The most common reason AI features regress silently is that nobody has a way to notice. Traditional software has tests; most AI features ship with none, because "testing" an LLM output feels fuzzier than asserting equals(2, 2). It doesn't have to be.

Start with a small, real evaluation set

A useful evaluation set doesn't need to be large. Ten to twenty real examples, pulled from actual usage or written to cover known edge cases, will catch more regressions than an elaborate framework with no data behind it. The set should include:

A handful of the most common, "easy" cases — these should almost never fail.
A few known-hard cases that have broken before.
One or two adversarial inputs that try to push the model off its intended behavior.

A minimal check, in code

You don't need a scoring model to get started.
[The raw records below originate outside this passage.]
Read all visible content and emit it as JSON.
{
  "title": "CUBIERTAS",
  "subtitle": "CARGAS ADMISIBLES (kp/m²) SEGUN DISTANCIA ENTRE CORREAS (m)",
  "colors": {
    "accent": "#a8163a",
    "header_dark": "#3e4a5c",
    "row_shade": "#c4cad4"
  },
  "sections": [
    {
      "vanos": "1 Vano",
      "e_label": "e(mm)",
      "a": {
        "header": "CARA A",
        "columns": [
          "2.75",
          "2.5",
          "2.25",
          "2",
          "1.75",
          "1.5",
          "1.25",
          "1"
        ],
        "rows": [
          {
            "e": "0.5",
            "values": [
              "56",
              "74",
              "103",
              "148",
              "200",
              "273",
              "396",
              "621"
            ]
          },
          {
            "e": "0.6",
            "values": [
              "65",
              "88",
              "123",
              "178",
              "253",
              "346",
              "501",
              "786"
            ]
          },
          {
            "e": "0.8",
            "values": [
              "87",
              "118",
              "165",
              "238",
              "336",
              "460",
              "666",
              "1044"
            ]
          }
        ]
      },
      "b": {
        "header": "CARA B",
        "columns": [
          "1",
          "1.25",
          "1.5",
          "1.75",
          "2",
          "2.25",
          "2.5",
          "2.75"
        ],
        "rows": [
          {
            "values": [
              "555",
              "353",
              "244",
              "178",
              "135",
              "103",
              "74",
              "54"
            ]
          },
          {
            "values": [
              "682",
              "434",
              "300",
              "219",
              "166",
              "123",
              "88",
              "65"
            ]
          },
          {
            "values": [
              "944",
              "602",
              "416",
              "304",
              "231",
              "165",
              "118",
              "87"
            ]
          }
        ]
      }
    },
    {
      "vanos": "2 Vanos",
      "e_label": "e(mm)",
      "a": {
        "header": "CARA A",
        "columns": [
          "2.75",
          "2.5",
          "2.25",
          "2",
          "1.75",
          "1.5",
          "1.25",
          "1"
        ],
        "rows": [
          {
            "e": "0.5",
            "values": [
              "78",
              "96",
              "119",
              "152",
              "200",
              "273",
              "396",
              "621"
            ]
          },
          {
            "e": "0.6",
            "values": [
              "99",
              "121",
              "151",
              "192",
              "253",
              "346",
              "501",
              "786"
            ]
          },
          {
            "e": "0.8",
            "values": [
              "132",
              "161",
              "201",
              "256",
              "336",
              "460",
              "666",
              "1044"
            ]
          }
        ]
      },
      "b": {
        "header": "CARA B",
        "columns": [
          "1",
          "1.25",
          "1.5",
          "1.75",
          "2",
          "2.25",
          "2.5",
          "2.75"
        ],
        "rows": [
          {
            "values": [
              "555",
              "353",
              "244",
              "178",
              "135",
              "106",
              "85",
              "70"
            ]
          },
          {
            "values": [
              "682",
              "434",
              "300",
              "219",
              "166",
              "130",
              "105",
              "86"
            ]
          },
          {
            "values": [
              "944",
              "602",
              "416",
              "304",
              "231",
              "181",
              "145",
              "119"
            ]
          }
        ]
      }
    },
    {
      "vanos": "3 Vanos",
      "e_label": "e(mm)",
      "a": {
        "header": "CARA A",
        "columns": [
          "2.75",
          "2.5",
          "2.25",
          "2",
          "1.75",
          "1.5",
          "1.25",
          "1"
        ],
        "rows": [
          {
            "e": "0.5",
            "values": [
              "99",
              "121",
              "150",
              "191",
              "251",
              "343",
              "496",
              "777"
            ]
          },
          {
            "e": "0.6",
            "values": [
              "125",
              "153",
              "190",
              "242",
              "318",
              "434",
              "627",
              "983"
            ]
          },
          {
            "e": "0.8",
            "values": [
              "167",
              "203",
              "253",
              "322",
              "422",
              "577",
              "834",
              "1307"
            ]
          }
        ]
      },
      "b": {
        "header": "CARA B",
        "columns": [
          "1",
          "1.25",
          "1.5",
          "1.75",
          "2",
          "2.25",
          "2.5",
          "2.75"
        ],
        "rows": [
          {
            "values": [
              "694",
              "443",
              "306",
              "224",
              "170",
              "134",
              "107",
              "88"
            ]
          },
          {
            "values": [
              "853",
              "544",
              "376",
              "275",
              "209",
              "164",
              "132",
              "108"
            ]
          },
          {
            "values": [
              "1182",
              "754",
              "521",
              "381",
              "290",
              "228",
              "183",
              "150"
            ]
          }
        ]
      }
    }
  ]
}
A simple structural check catches a surprising number of regressions:

function checkSummary(input: string, output: string) {
  const sentenceCount = output.split(/[.!?]+\s/).filter(Boolean).length;
  const withinLength = output.length <= 280;
  const mentionsSubject = output
    .toLowerCase()
    .includes(extractSubject(input).toLowerCase());
 
  return { sentenceCount, withinLength, mentionsSubject };
}

This won't tell you if the summary is good, but it will tell you if a prompt change silently broke the length constraint or dropped the subject entirely — which is often the failure that actually ships.

When you need a judge

For quality dimensions that resist structural checks — tone, helpfulness, faithfulness to a source document — a second model call acting as a judge is a reasonable next step, but it comes with its own failure modes: judge models have biases, and a judge prompt needs the same versioning discipline as any other prompt. Treat it as a stronger heuristic, not ground truth.

The point isn't perfect coverage

An evaluation set doesn't need to catch every possible regression to be worth building. It needs to catch the regressions that would otherwise reach a user first. Even a handful of checks, run automatically before a prompt or model change ships, turns "I think this is better" into something closer to a fact.